Of course, reading those policies won’t be enough. You will need to connect with departments across campus as well: the provost, events and conferences, the dean of students, residence life, police, athletics, university chaplains, and more. Through those discussions, you may very well find you have certain departments or individual administrators with unwritten policies or practices – maybe they only make their spaces available to favored student groups or have asked students to take “objectionable” speech off of their dormitory doors. These conversations aren’t just an exercise in turning over rocks you wish you hadn’t, though; you will find people interested and invested in their corner of speech and expression, who can help you think through operational issues you might otherwise miss.
What Else to Think About
When you sit down to write the policy, those operational issues will run headlong into the philosophical issues, even if your starting point is that the university should encourage speech, not just suffer it. You will need guidance and/or buy-in from leadership on a number of things. Here are some questions that might arise:
1. Will you distinguish between pre-planned events and impromptu demonstrations? Will you require the same kind of approvals for both?
2. Who will be informed of and involved in safety planning around events? Who will have the last word on whether a safety plan is appropriate? Will the university provide funding for security at events and demonstrations and under what circumstances?
3. Will you let non-affiliates reserve space on campus? Will you let non-affiliates demonstrate on campus?
4. What time, place, and manner restrictions are important to the ensure the smooth functioning of your campus?
5. How will you provide space (physically and psychologically) for counterdemonstrations and other opportunities to respond to controversial speech?
6. Will you identify locations on campus as “free speech zones,” where demonstrations may be held without approval, subject to the same kind of time, place, and manner restrictions that apply to all events?
These are questions in which even your board of trustees may be interested, particularly if you have recently experienced on-campus protests. Frankly, these are questions that everyone will be interested in if you have recently experienced on-campus protests.

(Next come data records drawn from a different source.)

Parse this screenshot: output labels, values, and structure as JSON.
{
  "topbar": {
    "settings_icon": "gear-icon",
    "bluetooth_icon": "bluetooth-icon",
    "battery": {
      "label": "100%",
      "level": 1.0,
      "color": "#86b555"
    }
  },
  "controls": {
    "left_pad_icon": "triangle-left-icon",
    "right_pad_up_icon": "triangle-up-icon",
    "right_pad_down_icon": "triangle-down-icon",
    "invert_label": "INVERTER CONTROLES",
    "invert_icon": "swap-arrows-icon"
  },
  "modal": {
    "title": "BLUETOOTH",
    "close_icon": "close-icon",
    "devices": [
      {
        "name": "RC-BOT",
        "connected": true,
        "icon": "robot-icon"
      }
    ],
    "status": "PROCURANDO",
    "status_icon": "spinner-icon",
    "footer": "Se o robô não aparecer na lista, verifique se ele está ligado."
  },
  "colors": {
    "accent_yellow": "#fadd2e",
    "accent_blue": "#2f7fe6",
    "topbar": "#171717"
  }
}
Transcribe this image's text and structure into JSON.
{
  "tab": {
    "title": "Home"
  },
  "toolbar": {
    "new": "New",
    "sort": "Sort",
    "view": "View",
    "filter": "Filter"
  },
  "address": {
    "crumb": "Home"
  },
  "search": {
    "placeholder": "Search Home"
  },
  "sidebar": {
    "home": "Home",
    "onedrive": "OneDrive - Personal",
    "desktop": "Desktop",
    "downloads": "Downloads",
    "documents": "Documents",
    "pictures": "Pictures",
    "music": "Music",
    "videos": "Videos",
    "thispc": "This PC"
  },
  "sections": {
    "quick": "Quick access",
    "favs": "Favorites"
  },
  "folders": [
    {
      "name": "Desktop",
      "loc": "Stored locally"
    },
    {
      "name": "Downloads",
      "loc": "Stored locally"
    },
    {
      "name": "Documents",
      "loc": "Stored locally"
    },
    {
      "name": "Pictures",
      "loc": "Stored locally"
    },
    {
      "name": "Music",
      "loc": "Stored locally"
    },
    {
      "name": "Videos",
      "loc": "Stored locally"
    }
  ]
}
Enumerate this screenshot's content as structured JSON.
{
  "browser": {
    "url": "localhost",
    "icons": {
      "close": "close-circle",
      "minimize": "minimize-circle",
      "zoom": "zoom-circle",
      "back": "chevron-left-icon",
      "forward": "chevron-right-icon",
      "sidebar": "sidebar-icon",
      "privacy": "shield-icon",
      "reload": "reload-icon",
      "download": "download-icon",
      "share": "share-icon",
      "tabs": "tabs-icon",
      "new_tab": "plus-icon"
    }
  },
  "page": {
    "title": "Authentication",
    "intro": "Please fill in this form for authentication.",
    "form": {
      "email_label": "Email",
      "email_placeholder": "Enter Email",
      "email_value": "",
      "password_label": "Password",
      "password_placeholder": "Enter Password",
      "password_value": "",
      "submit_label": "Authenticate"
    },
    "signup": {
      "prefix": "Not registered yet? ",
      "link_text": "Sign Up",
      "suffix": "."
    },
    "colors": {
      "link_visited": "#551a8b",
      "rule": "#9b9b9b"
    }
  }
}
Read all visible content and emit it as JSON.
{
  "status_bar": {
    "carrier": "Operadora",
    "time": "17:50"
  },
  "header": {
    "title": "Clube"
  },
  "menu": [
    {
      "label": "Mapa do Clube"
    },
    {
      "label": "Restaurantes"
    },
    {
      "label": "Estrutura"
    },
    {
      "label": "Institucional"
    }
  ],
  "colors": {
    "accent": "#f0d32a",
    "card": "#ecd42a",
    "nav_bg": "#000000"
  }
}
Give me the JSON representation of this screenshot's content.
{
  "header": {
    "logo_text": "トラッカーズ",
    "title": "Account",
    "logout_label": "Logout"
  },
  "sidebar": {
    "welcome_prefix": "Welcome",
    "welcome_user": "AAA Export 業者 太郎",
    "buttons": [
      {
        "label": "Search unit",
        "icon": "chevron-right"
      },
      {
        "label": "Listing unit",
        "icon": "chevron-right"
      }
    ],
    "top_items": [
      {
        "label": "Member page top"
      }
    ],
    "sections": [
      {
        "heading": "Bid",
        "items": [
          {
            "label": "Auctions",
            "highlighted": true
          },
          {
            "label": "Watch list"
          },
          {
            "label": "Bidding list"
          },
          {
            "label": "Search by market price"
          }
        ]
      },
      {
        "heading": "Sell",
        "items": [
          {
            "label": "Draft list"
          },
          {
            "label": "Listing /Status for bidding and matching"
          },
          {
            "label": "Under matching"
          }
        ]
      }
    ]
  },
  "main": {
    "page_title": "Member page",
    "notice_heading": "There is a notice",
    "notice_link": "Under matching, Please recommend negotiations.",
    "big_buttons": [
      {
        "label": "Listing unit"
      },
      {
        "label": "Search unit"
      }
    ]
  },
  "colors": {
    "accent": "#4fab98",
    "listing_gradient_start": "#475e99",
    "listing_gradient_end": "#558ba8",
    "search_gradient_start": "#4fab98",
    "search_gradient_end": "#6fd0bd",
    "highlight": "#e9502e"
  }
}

The key to writing policy, I think, is to strike when the iron is not particularly hot. Trying to write a policy to address a crisis you are currently living through is a recipe for incorporating not just lessons learned, but anxieties compounded and fears exaggerated. Your vision will be clouded by the particulars of the current crisis.
So, I am not necessarily advocating that your institution should start working on an events and demonstrations policy right this second, but you may want to put it on the docket for the new year.